Machine learning studies the design of automatic methods for making predictions about the future based on past experiences. In the context of classification problems, machine-learning methods attempt to learn to predict the correct grouping of unseen examples. In the mid-1990s, Freund and Schapire introduced the meta-heuristic, Adaptive Boosting (AdaBoost), “…an approach to machine learning based on the idea of creating a highly accurate prediction rule by combining many relatively weak and inaccurate rules… Indeed, at its core, boosting solves hard machine-learning problems by forming a very smart committee of grossly incompetent but carefully selected members…” (Boosting: Foundations And Algorithms). As context for how boosting might work, the authors introduce the following toy problem in the opening paragraph to A Short Introduction To Boosting: “A horse-racing gambler, hoping to maximize his winnings, decides to create a computer program that will accurately predict the winner of a horse race based on the usual information...” As discovered by the early pioneers of expert systems in the 70s and 80s and as acknowledged by the authors, the biggest stumbling block to using experts is that many of them are unable to detail their decision process or even to rank order the importance of key variables.

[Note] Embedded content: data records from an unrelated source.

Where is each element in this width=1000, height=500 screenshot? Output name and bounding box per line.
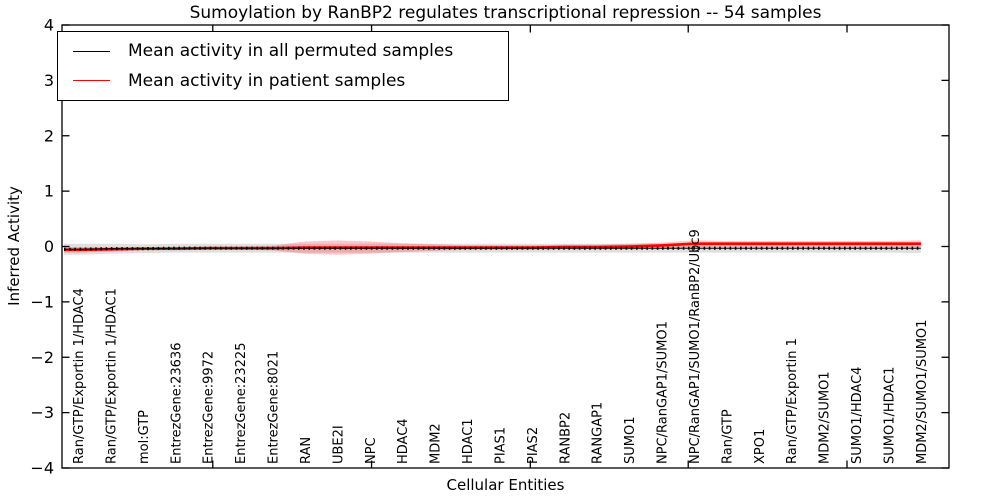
x-category-label: EntrezGene:23636 [169,343,184,464]
x-category-label: MDM2/SUMO1 [818,371,833,464]
x-category-label: SUMO1 [623,417,638,465]
x-category-label: NPC/RanGAP1/SUMO1 [656,321,671,464]
x-category-label: Ran/GTP/Exportin 1/HDAC1 [104,288,119,464]
x-category-label: PIAS1 [493,427,508,464]
legend-label-patient: Mean activity in patient samples [128,70,406,91]
x-category-label: MDM2 [429,423,444,464]
band-permuted-std [64,243,921,255]
y-tick-label: −2 [30,348,54,367]
legend: Mean activity in all permuted samples Me… [57,31,509,101]
x-category-label: Ran/GTP/Exportin 1/HDAC4 [72,288,87,464]
series-line-permuted [64,247,921,250]
legend-item-patient: Mean activity in patient samples [58,71,508,91]
x-category-label: HDAC1 [461,418,476,464]
x-category-label: PIAS2 [526,427,541,464]
chart-title: Sumoylation by RanBP2 regulates transcri… [189,3,822,23]
legend-line-permuted-sample [73,50,110,52]
y-tick-label: 4 [44,16,54,35]
x-category-label: HDAC4 [396,418,411,464]
x-category-label: SUMO1/HDAC4 [850,367,865,464]
x-category-label: EntrezGene:9972 [202,351,217,464]
y-axis-label: Inferred Activity [5,186,23,306]
x-axis-label: Cellular Entities [446,476,565,494]
y-tick-label: −1 [30,292,54,311]
x-category-label: RANBP2 [558,412,573,464]
legend-line-patient-sample [73,80,110,82]
y-tick-label: 2 [44,126,54,145]
x-category-label: RAN [299,437,314,464]
x-category-label: XPO1 [753,429,768,464]
y-tick-label: 1 [44,182,54,201]
y-tick-label: −4 [30,459,54,478]
x-category-label: Ran/GTP/Exportin 1 [785,338,800,464]
y-tick-label: −3 [30,403,54,422]
x-category-label: NPC/RanGAP1/SUMO1/RanBP2/Ubc9 [688,229,703,464]
y-tick-label: 0 [44,237,54,256]
x-category-label: mol:GTP [137,410,152,464]
legend-item-permuted: Mean activity in all permuted samples [58,41,508,61]
x-category-label: EntrezGene:23225 [234,343,249,464]
x-category-label: NPC [364,437,379,464]
x-category-label: MDM2/SUMO1/SUMO1 [915,320,930,464]
x-category-label: RANGAP1 [591,402,606,464]
x-category-label: EntrezGene:8021 [267,351,282,464]
x-category-label: Ran/GTP [720,409,735,464]
x-category-label: SUMO1/HDAC1 [883,367,898,464]
y-tick-label: 3 [44,71,54,90]
x-category-label: UBE2I [331,425,346,464]
legend-label-permuted: Mean activity in all permuted samples [128,41,454,62]
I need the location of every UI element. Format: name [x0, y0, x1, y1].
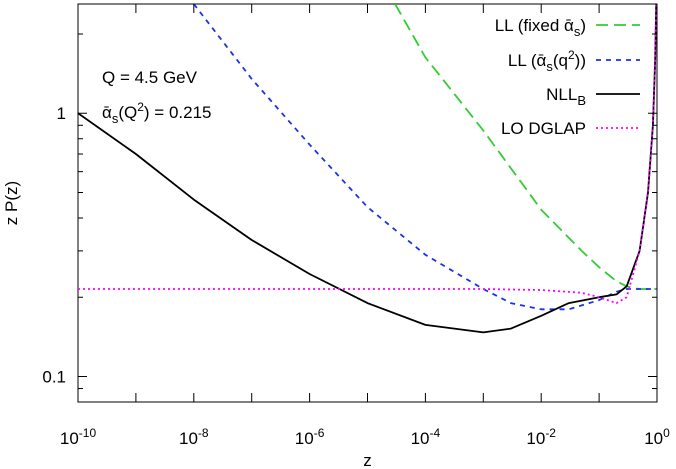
y-tick-labels: 10.1 [42, 104, 66, 386]
annotation-alpha: ᾱs(Q2) = 0.215 [102, 100, 211, 126]
series-line [78, 4, 657, 334]
x-tick-label: 10-6 [295, 426, 325, 448]
plot-frame [77, 3, 658, 403]
x-tick-labels: 10-10 10-8 10-6 10-4 10-2 100 [60, 426, 670, 448]
axis-ticks [77, 4, 658, 403]
x-tick-label: 10-2 [526, 426, 556, 448]
series-line [394, 4, 657, 290]
legend-label: LO DGLAP [501, 119, 586, 138]
series-line [193, 4, 657, 311]
y-axis-label: z P(z) [2, 181, 21, 225]
x-tick-label: 10-10 [60, 426, 97, 448]
x-axis-label: z [363, 451, 372, 469]
annotations: Q = 4.5 GeV ᾱs(Q2) = 0.215 [102, 68, 211, 126]
x-tick-label: 100 [644, 426, 670, 448]
legend-label: NLLB [546, 85, 586, 108]
legend-label: LL (fixed ᾱs) [495, 16, 586, 39]
series-line [78, 4, 657, 304]
legend-label: LL (ᾱs(q2)) [508, 48, 586, 74]
x-tick-label: 10-4 [411, 426, 441, 448]
x-tick-label: 10-8 [179, 426, 209, 448]
y-tick-label: 1 [57, 104, 66, 123]
annotation-q: Q = 4.5 GeV [102, 68, 198, 87]
y-tick-label: 0.1 [42, 367, 66, 386]
curves [78, 4, 657, 334]
legend: LL (fixed ᾱs) LL (ᾱs(q2)) NLLB LO DGLAP [495, 16, 640, 138]
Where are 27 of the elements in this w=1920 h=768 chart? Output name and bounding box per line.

In light of this issue, Freund and Schapire point out that the beauty of boosting is that it builds on what experts can do not on what they cannot do, namely, given a specific scenario they are usually able to make a judgment in favor or against a particular outcome. For instance, we can ask an expert handicapper if a specific scenario - course and distance winner in last outing a week ago - would lead him to believe that it was more likely to win again or to finish out of the money. Note the phrase “more likely to” – this is a key strength of boosting - it asks for the balance of probabilities and not for the highly probable. The boosting phase combines many such simple, scenario-based rules into an overall weighted decision for an upcoming event.
In its original specification, the defining quality of boosting was that it aggregated an incomplete set of “if-then” rules (decision stumps) that recursively address unexplored regions (areas for which previously chosen rules would give incorrect predictions) of existing data sets. The inherent strength of this approach is that it automatically leverages the key dimensions of Wisdom Of Crowds, namely, diversity, independence, decentralization, and aggregation
For a worked example applied to NFL prediction, see James McCaffrey’s Classification And Prediction Using Adaptive Boosting. For the underlying theory of why wisdom of crowds works, see Scott Page’s excellent The Difference. And finally, Malacaria And Smeraldi explore the relationship between the AdaBoost weight update procedure and Kelly’s theory of betting and also establish a connection between AdaBoost and Information theory in On AdaBoost And Optimal Betting Strategies.